Em qualquer aeroporto
de países desenvolvidos um passageiro em trajes islâmicos ou cujos traços
fisionômicos lembrem um saudita com certeza será parado e meticulosamente
revistado. Ali reside o perigo... Alerta o preconceito infundido.
Ora, o terrorismo não
foi inventado pelos fundamentalistas islâmicos. Dele foram vítimas os árabes
atacados pelas Cruzadas e os 70 milhões de indígenas mortos na América Latina,
no decorrer do século 16, em decorrência da colonização ibérica.
O maior atentado
terrorista da história não foi a queda, em Nova York, das torres gêmeas, há 10
anos, e que causou a morte de 3 mil pessoas. Foi o praticado pelo governo dos
EUA: as bombas atômicas em Hiroshima e Nagasaki, em agosto de 1945. Morreram
242.437 mil civis, sem contar as mortes posteriores por efeito da contaminação.
Súbito, a pacata
Noruega – tão pacata que, anualmente, concede o Prêmio Nobel da Paz – vê-se
palco de dois atentados terroristas que deixam dezenas de mortos e muitos
feridos. A imagem bucólica do país escandinavo é apenas aparente. Tropas
norueguesas também intervêm no Afeganistão e deram apoio aos EUA na guerra do
Iraque.
Tão logo a notícia
correu o mundo, a suspeita recaiu sobre os islâmicos. O duplo atentado, no
gabinete do primeiro-ministro e na ilha de Utoeya, teria sido um revide ao
assassinato de Bin Laden e às caricaturas de Maomé publicadas pela imprensa
escandinava. O preconceito estava entranhado na lógica ocidental.
A verdade, ao vir à
tona, constrangeu os preconceituosos. O autor do hediondo crime foi o jovem
norueguês Anders Behring Breivik, 32 anos, branco, louro, de olhos azuis,
adepto da fisicultura e dono de uma fazenda de produtos orgânicos. O tipo do
sujeito que jamais levantaria suspeitas na alfândega dos EUA. “Ele é dos
nossos”, diriam os policiais condicionados a suspeitar de quem não tem a pele
suficientemente clara nem olhos azuis ou verdes.
Democracia é
diversidade de opiniões. Mas o que o Ocidente sabe do conceito de terrorismo na
cabeça de um vietnamita, iraquiano ou afegão? O que pensa um líbio sujeito a
ser atingido por um míssil atirado pela OTAN sobre a população civil de seu
país, como denunciou o núncio apostólico em Trípoli?
Anders é um típico
escandinavo. Tem a aparência de príncipe. E alma de viking. É o que a mídia e a
educação deveriam se perguntar: o que estamos incutindo na cabeça das pessoas?

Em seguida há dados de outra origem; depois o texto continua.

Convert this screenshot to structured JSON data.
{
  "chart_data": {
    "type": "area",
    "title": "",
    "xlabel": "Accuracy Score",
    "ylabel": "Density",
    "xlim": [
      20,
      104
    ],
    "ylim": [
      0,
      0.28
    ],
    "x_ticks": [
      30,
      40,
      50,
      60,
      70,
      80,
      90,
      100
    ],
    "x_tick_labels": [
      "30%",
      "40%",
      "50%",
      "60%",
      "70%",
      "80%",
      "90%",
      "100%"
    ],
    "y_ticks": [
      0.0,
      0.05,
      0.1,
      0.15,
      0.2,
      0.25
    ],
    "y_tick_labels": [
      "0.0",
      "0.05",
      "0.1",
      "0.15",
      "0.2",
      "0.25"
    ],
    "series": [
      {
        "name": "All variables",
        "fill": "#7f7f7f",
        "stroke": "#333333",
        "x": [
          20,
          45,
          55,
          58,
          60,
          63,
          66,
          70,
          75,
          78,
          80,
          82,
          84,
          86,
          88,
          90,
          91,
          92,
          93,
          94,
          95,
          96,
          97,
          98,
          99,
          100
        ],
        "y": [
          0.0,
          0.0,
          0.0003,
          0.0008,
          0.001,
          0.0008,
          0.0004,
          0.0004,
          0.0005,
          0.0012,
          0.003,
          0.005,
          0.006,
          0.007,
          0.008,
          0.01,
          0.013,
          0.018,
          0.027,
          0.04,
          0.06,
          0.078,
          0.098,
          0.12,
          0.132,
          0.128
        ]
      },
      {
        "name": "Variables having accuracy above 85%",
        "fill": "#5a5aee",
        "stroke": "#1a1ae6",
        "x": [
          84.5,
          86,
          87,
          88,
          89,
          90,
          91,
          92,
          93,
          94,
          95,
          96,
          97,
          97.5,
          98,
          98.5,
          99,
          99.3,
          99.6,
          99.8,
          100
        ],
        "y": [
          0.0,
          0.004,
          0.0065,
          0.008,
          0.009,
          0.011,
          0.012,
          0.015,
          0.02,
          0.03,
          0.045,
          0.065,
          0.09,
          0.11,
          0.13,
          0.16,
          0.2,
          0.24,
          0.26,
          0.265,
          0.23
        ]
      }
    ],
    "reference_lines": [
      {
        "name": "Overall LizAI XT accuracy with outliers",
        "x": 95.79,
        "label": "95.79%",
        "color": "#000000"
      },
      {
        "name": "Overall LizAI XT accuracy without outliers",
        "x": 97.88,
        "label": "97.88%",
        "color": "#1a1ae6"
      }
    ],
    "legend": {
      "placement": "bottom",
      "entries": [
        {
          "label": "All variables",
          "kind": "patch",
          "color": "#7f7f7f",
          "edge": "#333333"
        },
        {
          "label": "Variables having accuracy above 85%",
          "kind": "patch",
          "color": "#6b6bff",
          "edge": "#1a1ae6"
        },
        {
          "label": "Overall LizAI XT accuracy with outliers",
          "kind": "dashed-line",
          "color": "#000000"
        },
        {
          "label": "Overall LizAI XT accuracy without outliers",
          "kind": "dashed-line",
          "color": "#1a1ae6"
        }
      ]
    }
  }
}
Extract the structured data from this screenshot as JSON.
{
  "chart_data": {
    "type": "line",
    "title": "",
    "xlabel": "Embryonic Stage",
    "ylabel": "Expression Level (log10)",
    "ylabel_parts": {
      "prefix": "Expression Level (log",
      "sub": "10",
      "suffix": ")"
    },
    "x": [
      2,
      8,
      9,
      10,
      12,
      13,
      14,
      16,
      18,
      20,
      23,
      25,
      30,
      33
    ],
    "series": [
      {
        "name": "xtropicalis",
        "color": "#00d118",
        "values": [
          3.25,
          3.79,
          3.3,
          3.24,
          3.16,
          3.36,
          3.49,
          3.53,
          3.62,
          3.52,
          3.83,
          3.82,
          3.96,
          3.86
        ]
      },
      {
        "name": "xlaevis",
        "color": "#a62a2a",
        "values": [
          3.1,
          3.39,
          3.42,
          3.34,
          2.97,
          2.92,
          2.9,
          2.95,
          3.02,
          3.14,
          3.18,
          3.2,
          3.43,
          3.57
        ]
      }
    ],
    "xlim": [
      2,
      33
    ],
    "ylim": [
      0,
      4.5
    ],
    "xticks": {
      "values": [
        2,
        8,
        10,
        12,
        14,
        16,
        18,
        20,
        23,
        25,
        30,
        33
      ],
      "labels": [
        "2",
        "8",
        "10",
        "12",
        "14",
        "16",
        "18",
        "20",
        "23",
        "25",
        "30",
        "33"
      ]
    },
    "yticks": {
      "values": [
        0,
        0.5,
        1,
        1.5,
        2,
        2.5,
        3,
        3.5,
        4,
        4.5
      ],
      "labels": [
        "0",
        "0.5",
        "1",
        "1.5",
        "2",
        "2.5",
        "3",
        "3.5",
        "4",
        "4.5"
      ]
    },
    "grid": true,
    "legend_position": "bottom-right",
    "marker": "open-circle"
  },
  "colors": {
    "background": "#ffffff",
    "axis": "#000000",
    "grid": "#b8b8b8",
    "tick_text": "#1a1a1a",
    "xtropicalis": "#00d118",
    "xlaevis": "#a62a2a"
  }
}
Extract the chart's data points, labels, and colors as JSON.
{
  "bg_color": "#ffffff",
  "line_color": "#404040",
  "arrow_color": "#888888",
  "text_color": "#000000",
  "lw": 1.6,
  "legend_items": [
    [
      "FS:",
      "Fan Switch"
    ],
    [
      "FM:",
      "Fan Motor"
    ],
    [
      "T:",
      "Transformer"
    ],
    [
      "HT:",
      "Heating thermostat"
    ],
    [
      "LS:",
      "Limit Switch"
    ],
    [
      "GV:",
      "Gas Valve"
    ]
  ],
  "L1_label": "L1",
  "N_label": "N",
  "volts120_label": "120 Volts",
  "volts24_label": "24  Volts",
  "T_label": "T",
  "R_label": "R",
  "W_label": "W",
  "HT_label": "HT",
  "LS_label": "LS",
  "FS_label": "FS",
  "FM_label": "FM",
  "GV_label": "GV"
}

Ambições ou valores? Preconceitos ou princípios? Egocentrismo ou ética?
O ser humano é a alma
que carrega. Amy Winehouse tinha apenas 27 anos, sucesso mundial como
compositora e intérprete, e uma fortuna incalculável. Nada disso a fez uma
mulher feliz. O que não encontrou em si ela buscou nas drogas e no álcool.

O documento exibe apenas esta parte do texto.